Decidiu que era hora de parar de escrever. Sim, pois sentava-se em seus lamentos e preenchia cartas sem fim para mil conhecidos. Decidiu que era a última vez que tomava uma caneta em suas mãos e que, caprichosamente, desenhava caligrafias em suas folhas. E num misto de despedida e necessidade de explicar, contornou seus dedos com a caneta. Regeu uma sinfonia de sentimentos escritos. Pela última vez se encheu da necessidade de esvaziar-se, então escreveu.
E pra quem destina-se sua última, mais tênue e avassaladora escrita? Suas linhas retas de sentimentos tortos vão aos olhos de quem? – E meus personagens que me são tão vivos e eu que me tomo em escritas, vagueio em frases semi-mortas, socorro-me em angústias que borram, sim, borram o papel. Pra quem escrevo? – Num misto de dúvida e certeza, escreveu. Ainda que, a princípio, sem destino certo, sabia em seu âmago quem deveria ler.
Ah, suas linhas pesadas encheram-se e dessa vez não tinha personagem. Amigos velhos, os bons ouvintes, as mágoas, os amores arremessados no mar do coração, a família, os doentes, os podres, pobres, fracos, corajosos, os inimigos, os famintos de amor, os solitários, os mudos cegos e adormecidos, os alegres, os hipocondríacos, desesperados e alucinados, os loucos neuróticos, esquizofrênicos e os de bom coração. Dezenas deles. É pra eles que sempre destinavam-se suas cartas. Agora é pra todos. Todos que sempre foram ele. Ao amigo sufocado pelo amor desamado, pois o coração de quem escreve está sendo destroçado pelo sofrer palpitante da paixão. À mãe estrondosa que afoga suas necessidades na agressão, pois os dedos de quem escreve estão marcados pela caneta apertada, pelo metal contra a fina pele, que faz sangrar. Ao filho desatento, amargurado, inexpressivo, pois quem escreve quer desapegar-se de um afeto sórdido, um quase desafeto, pois o fere, o clama, o protege até a segurança romper-lhe o peito e roubar-lhe o ar.

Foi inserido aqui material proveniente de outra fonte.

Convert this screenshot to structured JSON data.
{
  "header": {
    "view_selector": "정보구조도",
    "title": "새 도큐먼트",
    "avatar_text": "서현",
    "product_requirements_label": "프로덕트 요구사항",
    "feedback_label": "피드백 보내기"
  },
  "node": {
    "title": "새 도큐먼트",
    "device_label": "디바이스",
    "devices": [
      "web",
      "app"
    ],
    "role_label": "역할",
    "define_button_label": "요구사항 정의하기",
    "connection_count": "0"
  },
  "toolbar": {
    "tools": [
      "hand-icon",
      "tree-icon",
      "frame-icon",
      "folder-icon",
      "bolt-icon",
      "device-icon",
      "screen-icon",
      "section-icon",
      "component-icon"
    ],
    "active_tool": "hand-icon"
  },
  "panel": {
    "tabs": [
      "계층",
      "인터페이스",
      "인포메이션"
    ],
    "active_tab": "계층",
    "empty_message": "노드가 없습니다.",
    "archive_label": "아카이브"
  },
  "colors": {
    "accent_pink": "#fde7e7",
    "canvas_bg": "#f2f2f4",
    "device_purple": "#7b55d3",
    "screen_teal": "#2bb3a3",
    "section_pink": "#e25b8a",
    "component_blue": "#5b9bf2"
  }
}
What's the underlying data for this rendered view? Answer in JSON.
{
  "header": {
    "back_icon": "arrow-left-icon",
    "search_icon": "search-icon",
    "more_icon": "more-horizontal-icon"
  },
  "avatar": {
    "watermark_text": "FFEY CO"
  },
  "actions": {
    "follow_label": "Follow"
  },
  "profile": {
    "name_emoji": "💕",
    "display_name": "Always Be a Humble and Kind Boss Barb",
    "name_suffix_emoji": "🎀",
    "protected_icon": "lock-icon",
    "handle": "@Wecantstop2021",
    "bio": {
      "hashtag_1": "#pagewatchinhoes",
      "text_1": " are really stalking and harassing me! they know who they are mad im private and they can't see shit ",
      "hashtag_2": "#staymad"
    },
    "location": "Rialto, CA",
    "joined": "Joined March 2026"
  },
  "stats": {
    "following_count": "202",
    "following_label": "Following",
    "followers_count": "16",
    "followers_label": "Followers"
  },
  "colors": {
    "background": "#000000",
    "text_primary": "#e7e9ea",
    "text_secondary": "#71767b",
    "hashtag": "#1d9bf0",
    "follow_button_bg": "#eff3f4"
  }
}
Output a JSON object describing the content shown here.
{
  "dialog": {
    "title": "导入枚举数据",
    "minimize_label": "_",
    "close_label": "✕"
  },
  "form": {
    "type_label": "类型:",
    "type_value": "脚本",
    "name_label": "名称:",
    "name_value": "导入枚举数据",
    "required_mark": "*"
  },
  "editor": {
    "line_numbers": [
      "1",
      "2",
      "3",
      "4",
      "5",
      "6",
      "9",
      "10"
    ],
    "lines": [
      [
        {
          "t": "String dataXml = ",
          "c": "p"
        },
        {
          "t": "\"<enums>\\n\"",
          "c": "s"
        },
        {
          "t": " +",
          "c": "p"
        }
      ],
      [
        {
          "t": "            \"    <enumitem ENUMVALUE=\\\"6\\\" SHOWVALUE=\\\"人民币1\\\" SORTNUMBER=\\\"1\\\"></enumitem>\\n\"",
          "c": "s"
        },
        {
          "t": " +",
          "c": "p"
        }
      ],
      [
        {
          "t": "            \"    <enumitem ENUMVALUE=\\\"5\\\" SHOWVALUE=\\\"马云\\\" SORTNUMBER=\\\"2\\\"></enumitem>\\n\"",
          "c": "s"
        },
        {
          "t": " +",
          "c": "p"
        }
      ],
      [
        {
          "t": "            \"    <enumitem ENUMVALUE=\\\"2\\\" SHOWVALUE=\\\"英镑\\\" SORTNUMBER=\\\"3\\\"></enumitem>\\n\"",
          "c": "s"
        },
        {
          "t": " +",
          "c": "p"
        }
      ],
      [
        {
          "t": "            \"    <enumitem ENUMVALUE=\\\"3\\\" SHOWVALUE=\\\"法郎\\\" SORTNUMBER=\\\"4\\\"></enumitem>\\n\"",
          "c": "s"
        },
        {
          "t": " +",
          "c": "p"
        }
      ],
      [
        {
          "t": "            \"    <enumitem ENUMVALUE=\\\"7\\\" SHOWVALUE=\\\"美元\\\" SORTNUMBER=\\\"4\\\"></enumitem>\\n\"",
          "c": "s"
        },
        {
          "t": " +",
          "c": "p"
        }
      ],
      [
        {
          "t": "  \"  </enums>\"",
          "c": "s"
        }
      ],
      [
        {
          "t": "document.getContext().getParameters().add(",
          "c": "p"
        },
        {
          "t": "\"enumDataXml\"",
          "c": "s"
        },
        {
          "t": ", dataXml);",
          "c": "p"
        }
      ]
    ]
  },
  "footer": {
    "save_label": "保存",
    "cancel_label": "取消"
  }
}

A todos os conhecidos, seus personagens. Às características das invenções, toda sua angústia. À criação fictícia, todo seu lamento. Nada é falso, mas nada é real. A todos os destinatários, um pedaço do autor e da autoria. Um cerne, um caco, um ego, um afago: uma renúncia de si, uma denúncia do ser. A última carta dependurada no espelho: se suas mãos ainda puderem escrever amanhã, ele a lerá como um velho conhecido de si mesmo. Se nada mais acordar, ele terá a carta refletindo tudo que ele foi: um drama ficcional.